Kids. They had never lived in a world of ordinary valuations. They were always chasing the next technology, willing to pay a billion even before it netted a million. Except it wasn't even technological advancement anymore. That moment had passed. It was just business models now.
“I'm sorry, Brad,” Givens said, and Winters could tell it was true. “It's a legacy investment in a legacy business. No one invests in oil anymore.” That was clearly untrue, but Winters understood the point. He was moving too slowly. Or more apt, the firm was trying to move too fast.
“We appreciate the investment in Apollo Outcomes,” Hatcher said.
Damn right, you insufferable ass. I made that investment, then moved over to the company and grew it a hundred times over.
Apollo Outcomes was no software bubble. It was real. It was boots on the ground.
“If you were willing to take a little more of the company public . . .”
“I'm not.” Ten percent already meant too much scrutiny.
“Then we're out of this side venture.”
That was all. It was over in fifteen minutes. Hatcher shook his hand, Blyleven expressed his regrets, and the relationship was done.
“I'm sorry, Brad,” Givens said, as they walked to the elevator. “But it's the right thing. No free rides. You would have done it yourself.”

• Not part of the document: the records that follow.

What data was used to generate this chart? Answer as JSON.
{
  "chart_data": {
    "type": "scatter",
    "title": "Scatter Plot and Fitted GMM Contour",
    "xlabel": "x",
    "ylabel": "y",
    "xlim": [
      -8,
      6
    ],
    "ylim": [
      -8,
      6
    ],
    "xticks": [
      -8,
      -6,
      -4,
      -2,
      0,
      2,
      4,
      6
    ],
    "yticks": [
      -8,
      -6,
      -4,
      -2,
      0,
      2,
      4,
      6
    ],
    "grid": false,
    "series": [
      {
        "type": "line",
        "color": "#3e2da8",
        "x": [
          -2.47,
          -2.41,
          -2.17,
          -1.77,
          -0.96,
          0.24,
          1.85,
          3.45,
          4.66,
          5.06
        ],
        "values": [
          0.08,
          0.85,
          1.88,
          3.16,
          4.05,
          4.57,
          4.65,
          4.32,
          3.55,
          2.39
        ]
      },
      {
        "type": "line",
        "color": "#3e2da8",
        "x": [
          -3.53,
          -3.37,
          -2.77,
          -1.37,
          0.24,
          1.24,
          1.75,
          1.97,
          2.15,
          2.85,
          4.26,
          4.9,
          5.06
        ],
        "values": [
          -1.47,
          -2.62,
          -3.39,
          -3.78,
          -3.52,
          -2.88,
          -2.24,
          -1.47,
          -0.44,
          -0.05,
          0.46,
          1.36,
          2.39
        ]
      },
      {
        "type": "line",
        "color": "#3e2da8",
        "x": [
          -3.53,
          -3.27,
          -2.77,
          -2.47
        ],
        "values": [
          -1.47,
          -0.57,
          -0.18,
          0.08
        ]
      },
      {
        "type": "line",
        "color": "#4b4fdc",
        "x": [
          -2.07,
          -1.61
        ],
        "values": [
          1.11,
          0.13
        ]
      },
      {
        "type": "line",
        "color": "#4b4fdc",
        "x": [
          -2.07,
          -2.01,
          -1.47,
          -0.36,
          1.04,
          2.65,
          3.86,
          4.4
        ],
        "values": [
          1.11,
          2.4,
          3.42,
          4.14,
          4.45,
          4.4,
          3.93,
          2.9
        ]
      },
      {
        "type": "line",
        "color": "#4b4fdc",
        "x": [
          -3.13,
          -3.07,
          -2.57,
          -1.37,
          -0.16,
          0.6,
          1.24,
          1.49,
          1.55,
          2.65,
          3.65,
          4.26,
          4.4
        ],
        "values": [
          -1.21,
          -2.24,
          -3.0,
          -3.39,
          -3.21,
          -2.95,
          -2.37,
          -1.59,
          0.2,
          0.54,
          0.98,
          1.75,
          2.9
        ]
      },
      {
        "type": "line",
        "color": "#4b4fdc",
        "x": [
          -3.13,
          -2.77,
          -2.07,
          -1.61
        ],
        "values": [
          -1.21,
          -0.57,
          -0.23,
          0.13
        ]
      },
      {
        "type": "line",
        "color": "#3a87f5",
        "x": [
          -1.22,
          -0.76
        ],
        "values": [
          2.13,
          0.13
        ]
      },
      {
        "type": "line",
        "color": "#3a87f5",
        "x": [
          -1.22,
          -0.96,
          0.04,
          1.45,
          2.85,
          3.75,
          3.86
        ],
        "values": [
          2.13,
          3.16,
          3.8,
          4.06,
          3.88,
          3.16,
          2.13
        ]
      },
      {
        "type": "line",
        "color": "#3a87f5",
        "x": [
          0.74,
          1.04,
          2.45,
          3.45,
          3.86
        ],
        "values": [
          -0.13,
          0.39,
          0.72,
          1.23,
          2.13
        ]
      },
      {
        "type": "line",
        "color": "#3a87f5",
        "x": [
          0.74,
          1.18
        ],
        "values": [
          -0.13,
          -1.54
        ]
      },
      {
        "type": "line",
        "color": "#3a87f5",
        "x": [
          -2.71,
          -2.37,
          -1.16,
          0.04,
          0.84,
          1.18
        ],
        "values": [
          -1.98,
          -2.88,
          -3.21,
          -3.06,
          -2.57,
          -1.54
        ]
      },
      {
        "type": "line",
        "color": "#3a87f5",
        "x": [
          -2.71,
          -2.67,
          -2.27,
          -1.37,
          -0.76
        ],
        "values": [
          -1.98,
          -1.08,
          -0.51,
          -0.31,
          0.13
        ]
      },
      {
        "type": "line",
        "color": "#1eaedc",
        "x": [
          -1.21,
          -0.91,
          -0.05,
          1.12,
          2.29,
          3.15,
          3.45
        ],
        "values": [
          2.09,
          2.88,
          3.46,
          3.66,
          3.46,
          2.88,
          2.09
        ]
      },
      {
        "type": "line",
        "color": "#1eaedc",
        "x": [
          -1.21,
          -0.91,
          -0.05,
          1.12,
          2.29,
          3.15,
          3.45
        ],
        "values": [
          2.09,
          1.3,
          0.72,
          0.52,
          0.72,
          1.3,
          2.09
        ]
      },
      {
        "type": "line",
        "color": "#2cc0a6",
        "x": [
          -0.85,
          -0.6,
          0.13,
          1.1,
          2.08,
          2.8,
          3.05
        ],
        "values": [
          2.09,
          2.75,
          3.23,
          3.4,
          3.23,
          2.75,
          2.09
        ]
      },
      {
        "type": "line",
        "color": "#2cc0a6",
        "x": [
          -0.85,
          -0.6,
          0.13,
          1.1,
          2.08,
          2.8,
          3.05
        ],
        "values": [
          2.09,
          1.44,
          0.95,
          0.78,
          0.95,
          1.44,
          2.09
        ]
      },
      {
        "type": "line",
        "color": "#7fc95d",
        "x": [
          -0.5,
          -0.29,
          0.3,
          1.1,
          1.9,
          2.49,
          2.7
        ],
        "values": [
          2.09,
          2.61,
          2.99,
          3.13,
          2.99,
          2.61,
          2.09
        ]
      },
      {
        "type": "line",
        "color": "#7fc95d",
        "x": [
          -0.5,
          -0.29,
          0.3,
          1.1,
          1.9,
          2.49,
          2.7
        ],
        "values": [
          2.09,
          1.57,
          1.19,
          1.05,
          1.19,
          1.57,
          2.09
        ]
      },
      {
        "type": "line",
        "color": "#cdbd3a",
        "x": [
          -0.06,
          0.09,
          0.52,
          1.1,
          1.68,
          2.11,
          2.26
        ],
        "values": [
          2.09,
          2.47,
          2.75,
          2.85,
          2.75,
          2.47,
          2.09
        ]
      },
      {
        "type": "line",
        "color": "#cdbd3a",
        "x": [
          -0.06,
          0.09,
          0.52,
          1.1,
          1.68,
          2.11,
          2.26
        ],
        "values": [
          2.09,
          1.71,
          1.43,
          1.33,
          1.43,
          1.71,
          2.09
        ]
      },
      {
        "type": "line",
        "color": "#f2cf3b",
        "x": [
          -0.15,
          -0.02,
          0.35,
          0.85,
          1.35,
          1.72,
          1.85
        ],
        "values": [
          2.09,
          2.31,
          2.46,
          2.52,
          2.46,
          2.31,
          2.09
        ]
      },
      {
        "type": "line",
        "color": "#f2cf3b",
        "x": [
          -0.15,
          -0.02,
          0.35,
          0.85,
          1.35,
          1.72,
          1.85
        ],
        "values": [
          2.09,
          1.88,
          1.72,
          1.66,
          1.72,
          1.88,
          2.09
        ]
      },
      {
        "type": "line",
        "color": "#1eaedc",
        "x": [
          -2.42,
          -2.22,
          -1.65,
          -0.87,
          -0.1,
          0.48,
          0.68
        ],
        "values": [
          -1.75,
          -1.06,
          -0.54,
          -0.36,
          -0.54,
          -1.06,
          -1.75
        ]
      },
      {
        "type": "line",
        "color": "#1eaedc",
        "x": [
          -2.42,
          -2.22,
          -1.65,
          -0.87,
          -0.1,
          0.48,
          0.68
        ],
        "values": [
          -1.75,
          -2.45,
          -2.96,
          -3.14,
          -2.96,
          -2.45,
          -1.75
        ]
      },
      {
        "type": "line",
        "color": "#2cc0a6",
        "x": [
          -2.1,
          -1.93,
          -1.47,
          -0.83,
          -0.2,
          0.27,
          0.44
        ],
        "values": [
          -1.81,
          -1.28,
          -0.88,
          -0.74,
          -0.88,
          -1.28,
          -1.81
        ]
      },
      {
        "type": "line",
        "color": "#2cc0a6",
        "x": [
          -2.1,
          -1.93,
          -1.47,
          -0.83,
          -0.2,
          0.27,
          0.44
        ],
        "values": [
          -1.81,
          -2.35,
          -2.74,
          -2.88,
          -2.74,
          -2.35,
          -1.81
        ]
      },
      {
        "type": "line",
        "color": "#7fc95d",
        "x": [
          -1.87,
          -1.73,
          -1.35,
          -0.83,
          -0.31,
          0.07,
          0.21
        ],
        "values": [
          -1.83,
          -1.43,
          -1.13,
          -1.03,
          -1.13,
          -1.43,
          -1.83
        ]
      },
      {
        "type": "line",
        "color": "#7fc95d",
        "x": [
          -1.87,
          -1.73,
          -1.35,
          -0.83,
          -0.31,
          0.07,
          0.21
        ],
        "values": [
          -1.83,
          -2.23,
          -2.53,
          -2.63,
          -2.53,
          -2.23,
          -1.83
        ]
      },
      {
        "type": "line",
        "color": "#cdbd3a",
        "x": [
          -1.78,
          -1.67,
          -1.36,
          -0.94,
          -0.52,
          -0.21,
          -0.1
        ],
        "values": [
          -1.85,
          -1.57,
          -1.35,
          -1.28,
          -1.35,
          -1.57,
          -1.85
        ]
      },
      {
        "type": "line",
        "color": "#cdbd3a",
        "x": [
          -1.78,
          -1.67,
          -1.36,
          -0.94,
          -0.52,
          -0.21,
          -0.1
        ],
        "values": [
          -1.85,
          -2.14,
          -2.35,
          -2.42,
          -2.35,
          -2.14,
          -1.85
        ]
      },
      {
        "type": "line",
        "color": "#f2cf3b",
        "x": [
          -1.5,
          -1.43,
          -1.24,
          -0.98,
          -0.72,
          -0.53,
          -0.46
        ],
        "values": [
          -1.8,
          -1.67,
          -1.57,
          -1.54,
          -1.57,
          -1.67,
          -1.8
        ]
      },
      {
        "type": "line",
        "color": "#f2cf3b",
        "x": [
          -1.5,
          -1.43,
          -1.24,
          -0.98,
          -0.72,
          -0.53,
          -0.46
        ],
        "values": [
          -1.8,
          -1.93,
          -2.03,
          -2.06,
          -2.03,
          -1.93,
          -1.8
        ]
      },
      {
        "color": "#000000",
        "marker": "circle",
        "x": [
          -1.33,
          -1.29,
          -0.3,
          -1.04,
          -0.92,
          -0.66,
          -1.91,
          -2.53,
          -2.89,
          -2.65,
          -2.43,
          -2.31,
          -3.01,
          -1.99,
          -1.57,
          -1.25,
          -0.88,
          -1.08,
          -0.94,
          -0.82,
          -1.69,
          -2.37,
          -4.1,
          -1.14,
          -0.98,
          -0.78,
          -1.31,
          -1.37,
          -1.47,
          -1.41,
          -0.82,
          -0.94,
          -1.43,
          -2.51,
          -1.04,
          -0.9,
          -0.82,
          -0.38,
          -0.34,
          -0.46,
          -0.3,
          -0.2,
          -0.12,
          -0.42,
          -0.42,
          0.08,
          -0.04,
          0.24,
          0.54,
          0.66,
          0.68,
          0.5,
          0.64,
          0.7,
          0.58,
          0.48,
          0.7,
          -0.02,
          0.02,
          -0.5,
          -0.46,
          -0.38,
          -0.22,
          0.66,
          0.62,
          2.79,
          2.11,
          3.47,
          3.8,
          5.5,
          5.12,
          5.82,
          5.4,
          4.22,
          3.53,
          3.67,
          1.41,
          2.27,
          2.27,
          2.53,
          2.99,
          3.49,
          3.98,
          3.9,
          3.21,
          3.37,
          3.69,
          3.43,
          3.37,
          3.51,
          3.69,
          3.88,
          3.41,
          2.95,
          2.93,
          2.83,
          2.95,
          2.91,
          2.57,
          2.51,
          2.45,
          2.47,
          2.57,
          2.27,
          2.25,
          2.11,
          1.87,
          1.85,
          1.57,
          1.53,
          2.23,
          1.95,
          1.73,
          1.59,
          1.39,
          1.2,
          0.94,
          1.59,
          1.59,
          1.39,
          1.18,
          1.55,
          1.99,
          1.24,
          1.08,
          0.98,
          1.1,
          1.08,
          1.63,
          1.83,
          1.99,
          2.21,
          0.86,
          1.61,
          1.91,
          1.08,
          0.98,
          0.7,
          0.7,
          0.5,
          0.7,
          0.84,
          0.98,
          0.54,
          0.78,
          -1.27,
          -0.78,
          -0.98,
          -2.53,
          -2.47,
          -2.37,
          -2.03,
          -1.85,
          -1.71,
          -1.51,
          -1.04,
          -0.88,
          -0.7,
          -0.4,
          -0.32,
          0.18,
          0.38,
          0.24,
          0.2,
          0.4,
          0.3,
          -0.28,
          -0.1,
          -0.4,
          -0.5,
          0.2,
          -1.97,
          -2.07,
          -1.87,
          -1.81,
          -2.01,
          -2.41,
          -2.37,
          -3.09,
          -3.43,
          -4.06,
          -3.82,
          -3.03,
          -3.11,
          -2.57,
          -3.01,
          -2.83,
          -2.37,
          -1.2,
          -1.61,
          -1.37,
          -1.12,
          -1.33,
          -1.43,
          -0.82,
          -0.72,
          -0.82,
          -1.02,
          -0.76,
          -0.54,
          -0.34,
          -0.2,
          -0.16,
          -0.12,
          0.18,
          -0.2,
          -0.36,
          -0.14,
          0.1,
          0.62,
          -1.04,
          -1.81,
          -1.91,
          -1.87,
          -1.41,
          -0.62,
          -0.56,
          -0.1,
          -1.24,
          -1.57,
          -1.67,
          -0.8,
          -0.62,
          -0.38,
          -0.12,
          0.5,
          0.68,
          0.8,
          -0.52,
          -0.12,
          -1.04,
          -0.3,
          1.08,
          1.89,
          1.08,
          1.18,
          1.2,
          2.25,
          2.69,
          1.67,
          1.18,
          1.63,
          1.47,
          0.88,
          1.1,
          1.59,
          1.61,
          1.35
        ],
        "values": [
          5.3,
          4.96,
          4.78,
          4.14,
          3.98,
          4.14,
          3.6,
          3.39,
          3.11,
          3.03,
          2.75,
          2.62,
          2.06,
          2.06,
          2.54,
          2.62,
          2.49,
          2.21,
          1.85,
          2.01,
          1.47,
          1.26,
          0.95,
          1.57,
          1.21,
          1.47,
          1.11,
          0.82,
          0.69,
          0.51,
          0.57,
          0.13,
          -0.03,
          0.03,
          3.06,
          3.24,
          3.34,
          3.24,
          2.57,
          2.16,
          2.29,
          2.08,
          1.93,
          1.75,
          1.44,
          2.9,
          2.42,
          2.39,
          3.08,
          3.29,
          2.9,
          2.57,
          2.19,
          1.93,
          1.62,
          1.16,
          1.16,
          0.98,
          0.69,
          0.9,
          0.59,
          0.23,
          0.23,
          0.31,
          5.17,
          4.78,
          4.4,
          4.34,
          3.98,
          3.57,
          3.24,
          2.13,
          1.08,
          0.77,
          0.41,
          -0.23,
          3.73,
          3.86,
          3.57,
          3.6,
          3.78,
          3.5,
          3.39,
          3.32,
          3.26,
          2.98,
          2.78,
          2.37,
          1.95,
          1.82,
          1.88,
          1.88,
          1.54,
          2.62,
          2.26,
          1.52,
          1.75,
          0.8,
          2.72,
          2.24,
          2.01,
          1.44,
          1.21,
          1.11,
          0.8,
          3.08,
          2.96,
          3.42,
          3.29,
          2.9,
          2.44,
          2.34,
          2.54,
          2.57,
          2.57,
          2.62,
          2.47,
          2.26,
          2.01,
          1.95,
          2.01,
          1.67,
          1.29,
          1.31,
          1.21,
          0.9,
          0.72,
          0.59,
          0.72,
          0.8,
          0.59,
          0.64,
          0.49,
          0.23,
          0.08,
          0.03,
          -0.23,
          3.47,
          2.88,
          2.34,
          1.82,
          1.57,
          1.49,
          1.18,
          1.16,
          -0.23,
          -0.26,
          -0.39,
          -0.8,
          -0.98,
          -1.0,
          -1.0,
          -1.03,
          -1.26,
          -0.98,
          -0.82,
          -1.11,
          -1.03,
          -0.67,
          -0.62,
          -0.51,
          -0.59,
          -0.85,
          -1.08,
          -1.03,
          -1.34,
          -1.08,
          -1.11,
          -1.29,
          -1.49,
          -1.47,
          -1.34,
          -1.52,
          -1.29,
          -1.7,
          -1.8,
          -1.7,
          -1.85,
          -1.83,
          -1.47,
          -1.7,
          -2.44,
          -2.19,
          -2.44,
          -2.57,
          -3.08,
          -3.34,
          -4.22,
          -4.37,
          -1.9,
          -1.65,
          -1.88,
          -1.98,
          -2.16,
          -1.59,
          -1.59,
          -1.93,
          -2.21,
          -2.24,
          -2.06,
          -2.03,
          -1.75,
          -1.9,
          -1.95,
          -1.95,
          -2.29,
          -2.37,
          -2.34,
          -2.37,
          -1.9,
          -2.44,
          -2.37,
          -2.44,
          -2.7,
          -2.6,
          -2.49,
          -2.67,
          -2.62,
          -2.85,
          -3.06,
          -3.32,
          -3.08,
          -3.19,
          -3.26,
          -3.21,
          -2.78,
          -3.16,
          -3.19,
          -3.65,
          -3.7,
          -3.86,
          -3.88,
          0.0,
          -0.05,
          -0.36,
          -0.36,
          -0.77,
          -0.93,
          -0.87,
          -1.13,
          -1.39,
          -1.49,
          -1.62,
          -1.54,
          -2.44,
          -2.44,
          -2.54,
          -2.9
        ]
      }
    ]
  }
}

“No hard feelings. I knew it was coming.” It was half the reason he had pulled out of Libya. To force their hand.
“If you want a personal investmentâ”
“I don't.”
“Do you want to get dinner?”
Winters looked at his former friend, but he knew that wasn't quite the right word. More like former colleague. Or understudy. “I can't. I'm on my way to London.”
“Well, tell Josey I said hi. And . . . I'm sorry.”
Winters stepped onto the elevator. Givens wasn't so bad, he thought, as the doors closed. He was simply an idiot, only forty and desperate to keep up with the younger crowd.